On Sat, 1 Jul 2006, Andrew Morton wrote:

> Begin forwarded message:
> 
> Date: Fri, 30 Jun 2006 15:17:13 +0200
> From: DervishD <[EMAIL PROTECTED]>
> To: Linux-kernel <[email protected]>
> Subject: usb-storage device wrongly seen as "write protect is on"
> 
> 
>     Hi all :)
> 
>     I'm having a problem with an usb-storage device (namely a Inovix
> IMP65 MP3 player): when I plug it and I try to mount it, the sd_mod
> driver sees it write protected, so I cannot mount it read-write.
> 
>     If I remount it as read-write (as root, of course), I have
> success and I can use the device normally, being able to write to it
> without problems. If, instead, I manually unload sd_mod and load it
> again, then this time the device is NOT seen as write protected (the
> sd_mod driver says that "write protect is off").
> 
>     All this happens using kernel 2.4.32. If using Ubuntu kernel
> 2.6.15, the same problem happens, but Ubuntu probes the device twice
> and the second time the "write protect is off" message appears. It
> mounts the device "ro", anyway. I've tested with two different USB
> ports, an ALi 2.0 (driver EHCI+OHCI) and a builtin VIA686 (driver
> UHCI) with the same results.
> 
>     If I plug the device with the write protect switch on (that is,
> the device IS *really* write protected), the sd_mod driver sees it as
> "write protect is off" and I can mount it "rw"... but I cannot write
> anything!
> 
>     The same device works OK in WinXP without any driver (well, with
> the default USB disk driver), so I'm not sure if the problem is on
> the device (in fact, it works OK after remounting "rw" by hand or
> manually reloading sd_mod) or in the kernel drivers (which I find
> very unlikely, since similar Inovix players work as-is).
> 
>     If you need more information, feel free to ask, and if this is a
> known issue I will very happy if you could point me to the
> appropriate place. I've googled a bit with no success...

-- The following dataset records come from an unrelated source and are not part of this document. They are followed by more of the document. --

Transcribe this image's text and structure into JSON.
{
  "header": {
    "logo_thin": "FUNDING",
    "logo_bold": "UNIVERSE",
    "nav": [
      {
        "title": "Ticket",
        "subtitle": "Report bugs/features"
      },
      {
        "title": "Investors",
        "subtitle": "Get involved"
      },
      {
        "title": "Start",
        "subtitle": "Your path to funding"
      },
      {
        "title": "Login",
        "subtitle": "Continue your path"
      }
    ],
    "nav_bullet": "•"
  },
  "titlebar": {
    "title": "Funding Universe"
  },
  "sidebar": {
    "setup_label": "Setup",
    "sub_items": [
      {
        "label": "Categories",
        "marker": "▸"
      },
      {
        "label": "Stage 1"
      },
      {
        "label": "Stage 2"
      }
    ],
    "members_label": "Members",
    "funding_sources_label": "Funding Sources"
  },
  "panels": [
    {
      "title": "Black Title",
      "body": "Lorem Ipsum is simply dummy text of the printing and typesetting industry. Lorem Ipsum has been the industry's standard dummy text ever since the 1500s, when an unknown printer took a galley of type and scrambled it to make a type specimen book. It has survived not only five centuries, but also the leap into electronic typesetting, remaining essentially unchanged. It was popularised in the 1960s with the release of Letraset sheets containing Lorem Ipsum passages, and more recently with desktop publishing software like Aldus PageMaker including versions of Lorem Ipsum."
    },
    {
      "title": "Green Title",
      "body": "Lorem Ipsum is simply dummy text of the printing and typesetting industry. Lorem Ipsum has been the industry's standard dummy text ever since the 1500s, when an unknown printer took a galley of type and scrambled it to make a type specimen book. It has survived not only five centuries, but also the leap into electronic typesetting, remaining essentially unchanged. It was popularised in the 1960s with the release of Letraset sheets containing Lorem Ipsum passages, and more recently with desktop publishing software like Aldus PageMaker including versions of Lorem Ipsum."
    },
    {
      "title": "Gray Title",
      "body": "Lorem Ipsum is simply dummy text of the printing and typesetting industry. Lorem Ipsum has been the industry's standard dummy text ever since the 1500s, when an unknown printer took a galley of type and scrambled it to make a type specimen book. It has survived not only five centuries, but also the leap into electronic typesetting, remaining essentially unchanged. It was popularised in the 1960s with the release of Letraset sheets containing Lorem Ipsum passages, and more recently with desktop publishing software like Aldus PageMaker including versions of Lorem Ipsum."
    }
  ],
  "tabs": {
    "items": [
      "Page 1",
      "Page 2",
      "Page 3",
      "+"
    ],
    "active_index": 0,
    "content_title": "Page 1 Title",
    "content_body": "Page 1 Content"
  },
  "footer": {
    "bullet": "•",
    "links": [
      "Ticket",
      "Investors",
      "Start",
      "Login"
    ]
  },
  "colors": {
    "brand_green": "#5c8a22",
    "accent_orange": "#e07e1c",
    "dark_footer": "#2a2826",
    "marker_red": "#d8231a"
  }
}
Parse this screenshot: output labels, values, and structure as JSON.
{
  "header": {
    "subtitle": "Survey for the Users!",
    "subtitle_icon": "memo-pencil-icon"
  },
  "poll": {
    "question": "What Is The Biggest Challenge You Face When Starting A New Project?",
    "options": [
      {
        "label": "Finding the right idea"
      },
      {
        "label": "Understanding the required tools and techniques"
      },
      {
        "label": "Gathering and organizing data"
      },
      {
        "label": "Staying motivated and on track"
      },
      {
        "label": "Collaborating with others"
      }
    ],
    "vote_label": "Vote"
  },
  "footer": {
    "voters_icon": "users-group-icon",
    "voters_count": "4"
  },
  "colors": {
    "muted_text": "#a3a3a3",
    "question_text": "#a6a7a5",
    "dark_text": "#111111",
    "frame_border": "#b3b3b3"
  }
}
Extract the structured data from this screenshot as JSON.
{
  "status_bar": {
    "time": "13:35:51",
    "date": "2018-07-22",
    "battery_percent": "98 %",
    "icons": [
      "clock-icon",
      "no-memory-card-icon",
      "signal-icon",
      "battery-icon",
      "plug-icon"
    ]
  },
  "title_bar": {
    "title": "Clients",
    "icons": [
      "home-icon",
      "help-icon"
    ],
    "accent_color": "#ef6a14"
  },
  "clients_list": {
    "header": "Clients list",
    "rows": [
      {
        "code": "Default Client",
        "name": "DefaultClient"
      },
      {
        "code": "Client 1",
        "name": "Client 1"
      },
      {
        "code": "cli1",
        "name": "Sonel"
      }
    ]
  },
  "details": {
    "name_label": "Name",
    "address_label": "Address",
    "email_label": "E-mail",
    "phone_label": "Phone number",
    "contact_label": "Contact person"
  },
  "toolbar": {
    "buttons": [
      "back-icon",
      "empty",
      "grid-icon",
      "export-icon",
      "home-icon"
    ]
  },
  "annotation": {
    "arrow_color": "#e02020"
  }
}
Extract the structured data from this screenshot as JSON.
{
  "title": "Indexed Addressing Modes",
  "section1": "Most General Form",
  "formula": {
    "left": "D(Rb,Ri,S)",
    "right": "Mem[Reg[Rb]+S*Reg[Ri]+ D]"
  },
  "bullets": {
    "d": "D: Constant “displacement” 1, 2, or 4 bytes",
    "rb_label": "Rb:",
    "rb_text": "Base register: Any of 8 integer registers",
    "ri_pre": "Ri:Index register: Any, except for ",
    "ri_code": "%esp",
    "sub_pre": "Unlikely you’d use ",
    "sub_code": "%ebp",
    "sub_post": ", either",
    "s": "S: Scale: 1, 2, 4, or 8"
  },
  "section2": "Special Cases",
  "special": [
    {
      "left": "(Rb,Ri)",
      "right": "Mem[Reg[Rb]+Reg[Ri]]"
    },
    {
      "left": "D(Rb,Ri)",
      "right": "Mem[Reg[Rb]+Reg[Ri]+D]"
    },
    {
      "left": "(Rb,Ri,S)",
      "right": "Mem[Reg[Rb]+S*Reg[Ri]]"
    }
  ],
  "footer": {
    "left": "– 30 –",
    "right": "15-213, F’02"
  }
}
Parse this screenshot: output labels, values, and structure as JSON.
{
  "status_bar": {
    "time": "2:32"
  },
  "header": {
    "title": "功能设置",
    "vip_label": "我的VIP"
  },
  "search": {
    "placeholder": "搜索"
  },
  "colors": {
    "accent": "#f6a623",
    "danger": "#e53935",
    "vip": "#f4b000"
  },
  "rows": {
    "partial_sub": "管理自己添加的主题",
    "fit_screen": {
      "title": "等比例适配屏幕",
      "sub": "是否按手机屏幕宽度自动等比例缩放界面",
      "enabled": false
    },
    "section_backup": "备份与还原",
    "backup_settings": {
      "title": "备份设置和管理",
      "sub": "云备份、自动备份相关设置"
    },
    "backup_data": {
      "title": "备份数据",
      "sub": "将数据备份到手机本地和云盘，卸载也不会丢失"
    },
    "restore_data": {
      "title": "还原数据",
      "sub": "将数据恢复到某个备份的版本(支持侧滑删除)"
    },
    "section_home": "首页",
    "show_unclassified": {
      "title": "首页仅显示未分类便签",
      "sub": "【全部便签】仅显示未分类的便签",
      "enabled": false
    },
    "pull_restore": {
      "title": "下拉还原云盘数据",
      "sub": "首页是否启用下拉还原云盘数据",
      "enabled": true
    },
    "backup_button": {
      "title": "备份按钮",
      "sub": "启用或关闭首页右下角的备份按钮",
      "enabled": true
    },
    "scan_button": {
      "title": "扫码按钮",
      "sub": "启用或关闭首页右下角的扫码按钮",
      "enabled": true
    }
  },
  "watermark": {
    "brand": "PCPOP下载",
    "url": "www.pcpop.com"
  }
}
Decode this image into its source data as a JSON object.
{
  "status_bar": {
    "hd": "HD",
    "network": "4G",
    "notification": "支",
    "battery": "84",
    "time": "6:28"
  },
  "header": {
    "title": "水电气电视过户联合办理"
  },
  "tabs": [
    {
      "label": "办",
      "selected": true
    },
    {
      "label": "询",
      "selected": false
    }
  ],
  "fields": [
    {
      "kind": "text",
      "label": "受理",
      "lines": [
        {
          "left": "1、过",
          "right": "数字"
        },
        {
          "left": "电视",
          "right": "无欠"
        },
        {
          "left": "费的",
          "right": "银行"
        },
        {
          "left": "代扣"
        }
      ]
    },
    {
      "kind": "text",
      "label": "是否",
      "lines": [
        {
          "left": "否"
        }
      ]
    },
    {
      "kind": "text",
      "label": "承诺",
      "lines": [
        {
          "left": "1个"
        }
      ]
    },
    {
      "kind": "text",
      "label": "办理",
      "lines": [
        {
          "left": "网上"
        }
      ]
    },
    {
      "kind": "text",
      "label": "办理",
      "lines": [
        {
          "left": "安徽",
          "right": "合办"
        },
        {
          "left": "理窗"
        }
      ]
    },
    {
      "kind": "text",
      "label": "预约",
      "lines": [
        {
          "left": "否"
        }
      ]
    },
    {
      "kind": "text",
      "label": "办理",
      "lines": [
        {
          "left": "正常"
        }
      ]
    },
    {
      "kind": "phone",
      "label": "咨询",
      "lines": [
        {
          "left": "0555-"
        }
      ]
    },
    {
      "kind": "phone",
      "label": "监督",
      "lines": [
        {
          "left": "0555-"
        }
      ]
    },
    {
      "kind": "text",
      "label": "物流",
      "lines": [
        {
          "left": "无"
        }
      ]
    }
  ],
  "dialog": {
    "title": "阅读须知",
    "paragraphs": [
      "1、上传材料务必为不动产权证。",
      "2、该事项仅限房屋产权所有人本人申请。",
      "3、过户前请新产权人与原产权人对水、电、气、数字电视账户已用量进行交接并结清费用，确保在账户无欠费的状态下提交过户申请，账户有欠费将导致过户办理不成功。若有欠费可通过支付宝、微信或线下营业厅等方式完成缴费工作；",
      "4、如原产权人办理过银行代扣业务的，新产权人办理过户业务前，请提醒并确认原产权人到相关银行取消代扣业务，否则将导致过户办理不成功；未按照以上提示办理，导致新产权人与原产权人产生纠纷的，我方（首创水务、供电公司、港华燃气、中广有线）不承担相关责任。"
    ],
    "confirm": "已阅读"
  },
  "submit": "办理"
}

This does not sound like a problem with the USB stack.

You can find out for certain what's really happening by using the usbmon 
facility in 2.6.17.  Instructions are in the kernel source file 
Documentation/usb/usbmon.txt.

My best guess at this point is that the device sometimes sends incorrect 
information about the write-protect setting back to the computer.